Modern games place an even greater emphasis on motion. Motion capture, motion controls, virtual reality; the more naturally a game moves, the easier it is to get sucked into its world. Even the gentle sway and fidgeting of an idle character enhances the sense that a world exists independent of the player.
Consider Assassin’s Creed: Syndicate, the latest entry in the time-hopping AC franchise. Horse-drawn carriages clatter down the cobblestone streets of Victorian-era London, carrying sight-seers, smuggling cargo or starting fights between rival gangs that culminate in wild chase scenes on par with Hollywood’s finest. Players soar between rooftops using a Batman-inspired grappling hook, watching a bustling world unfold below them. And when it comes time to return to ground level, the streamlined parkour system introduced in AC: Unity preserves momentum. Movement has an organic flow that makes the player feel like a natural part of the world, rather than an artificial intruder.

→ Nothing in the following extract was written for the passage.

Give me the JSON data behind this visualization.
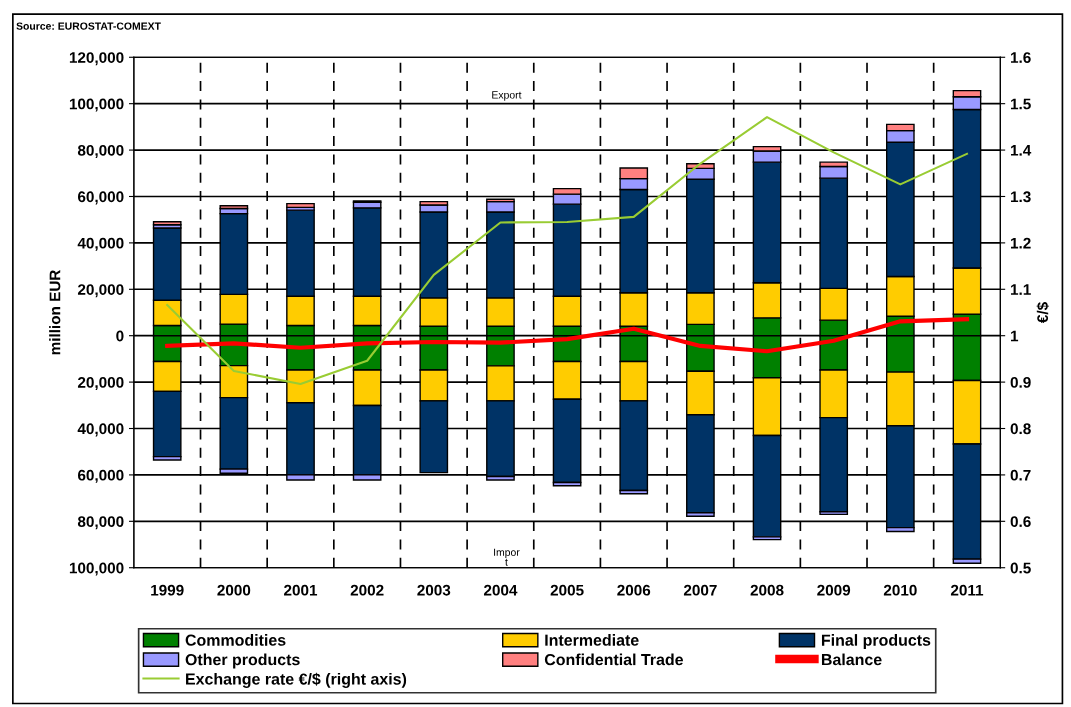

Beneath this motion lies purpose. When we witness an effect, we look for its cause, ascribing reason to everything from why the sun rises to why we yawn. It doesn’t matter whether a deliberate motive actually exists; we crave any story that explains what we see.
AC: Syndicate leverages this story-telling tendencies to make its world seem bigger than it really is. Boats and barges chug down the river Thames, loaded with cargo purportedly destined for distant shores. Passenger ferries carry wealthy patrons between their places of business. Crowded train stations rumble with the sounds of tearful departures and joyous family reunions. A hundred different tales play out through the vehicle of public transport.
Motion is life. It is the difference between a traditional museum and an open-air historical park: both convey the same information, but only one truly captures the essence of another time.
In AC: Syndicate, London moves, and so it lives.